A statistician writing under the nom de plume, Random Critical Analysis, has evidence that suggests that there is an alternative and stronger root cause than racism. He outlines his argument in On the relationship between school suspensions, race, single-motherhood, and more.

Blacks get suspended at vastly disproportionate rates whereas “asians” (census/OMB definition), on the other hand, are about half as likely as whites are to get suspended. Contrary to conventional wisdom, though, this pattern tends to be pretty consistent nation wide and the south is not notably “worse” with respect to disparities here.

[snip]

If you actually look at the department of education’s own map you will see very little sign of regional bias in places with significant concentrations of blacks. If anything the disparities (without adjusting for anything), tend to be larger in the northeast and the midwest (see table above).

[snip]

Schools with higher proportions of black students (chosen at random) are more likely to have appreciably more discipline citations. This tends to suggest that this is a broad national pattern and that racial demographics accounts for much of the variance.

[snip]

This despite the fact that these mostly black districts are much more likely to be populated with black teachers, principals, etc (unfortunately I don’t have national data at this level of detail!). If these suspensions are mostly grounded in real behavioral problems, as I suspect they are, they are likely to have negative consequences for other students in the classrooms (especially other blacks since they are far more likely to be in class with the misbehaving students).
RCA then gets to the rub of his/her argument:
If we plot the black suspension rate directly by percentage of single-mothers in the school district (all races/ethnicities)…

[snip]

Annoyingly I’ve yet to find a decent way to get non-hispanic white suspension rates for all districts from them yet, but it is nonetheless quite obvious that the single-motherhood rate is a strong predictor across the country.

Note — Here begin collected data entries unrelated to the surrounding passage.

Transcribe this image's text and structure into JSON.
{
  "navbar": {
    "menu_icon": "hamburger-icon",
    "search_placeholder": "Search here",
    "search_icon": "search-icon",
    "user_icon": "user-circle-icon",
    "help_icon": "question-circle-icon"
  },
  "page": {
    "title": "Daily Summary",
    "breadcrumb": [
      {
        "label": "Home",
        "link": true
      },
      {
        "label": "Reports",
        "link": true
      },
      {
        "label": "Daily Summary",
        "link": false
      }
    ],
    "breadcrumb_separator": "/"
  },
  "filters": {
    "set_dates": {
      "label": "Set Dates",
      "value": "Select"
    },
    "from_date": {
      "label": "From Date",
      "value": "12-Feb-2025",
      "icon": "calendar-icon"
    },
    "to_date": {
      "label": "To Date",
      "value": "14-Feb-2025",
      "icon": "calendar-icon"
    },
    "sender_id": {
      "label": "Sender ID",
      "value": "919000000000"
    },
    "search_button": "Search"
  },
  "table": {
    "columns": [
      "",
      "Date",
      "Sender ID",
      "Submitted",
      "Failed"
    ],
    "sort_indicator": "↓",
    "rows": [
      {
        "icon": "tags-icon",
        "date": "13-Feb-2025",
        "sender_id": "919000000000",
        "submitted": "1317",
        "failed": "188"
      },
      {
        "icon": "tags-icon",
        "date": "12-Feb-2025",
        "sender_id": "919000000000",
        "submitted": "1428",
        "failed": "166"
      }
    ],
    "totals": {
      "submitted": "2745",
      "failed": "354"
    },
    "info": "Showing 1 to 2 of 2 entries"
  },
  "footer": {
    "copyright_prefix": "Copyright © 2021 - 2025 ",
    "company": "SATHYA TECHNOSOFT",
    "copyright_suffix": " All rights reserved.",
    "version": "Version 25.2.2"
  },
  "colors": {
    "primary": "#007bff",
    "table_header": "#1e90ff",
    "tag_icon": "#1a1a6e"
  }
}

It predicts overall suspension rates better than percent black, better than (child) poverty rates, better than parent education rates (% w/ bachelors+), and so and so forth.

[snip]

I am deeply skeptical of the notion that racial discrimination explains much of the differences in outcomes here, particularly when we observe such vast differences in strong predictors like single-motherhood and see similar patterns with other racial-ethnic groups (even when it works against whites, as in the case of “asians”). Now it may be that single-motherhood is operating mostly as a proxy for other differences, but there is some evidence that it is more than that (or see here for more info). Regardless, it seems unreasonable to leap to the assumption that differences in outcomes are the fault of racism on the part of teachers, administrators, and the like when we have good evidence that the outcomes can be mostly explained with readily available observables like this (even more so when it’s quite widely known that there are substantial statistical differences in behaviors between groups today).
This analysis makes clear why it is so important to have an evidence based case for the proposed root causes. Racial discrimination has been explicitly illegal in schools for fifty years and more. Where teachers and administrators discriminate based on race, they can, and are, brought to justice. But there aren't that many cases anymore. Some, but not many. If there is little evidence of actual racial discrimination, then trying to force schools to reduce their discipline rules because it disproportionately affects black students, particularly if there is evidence that the root causes for unruly behavior lie elsewhere, becomes a government sanctioned mechanism to degrade the learning environment of all the other students who are not misbehaving. Another instance of good intentions leading to bad outcomes.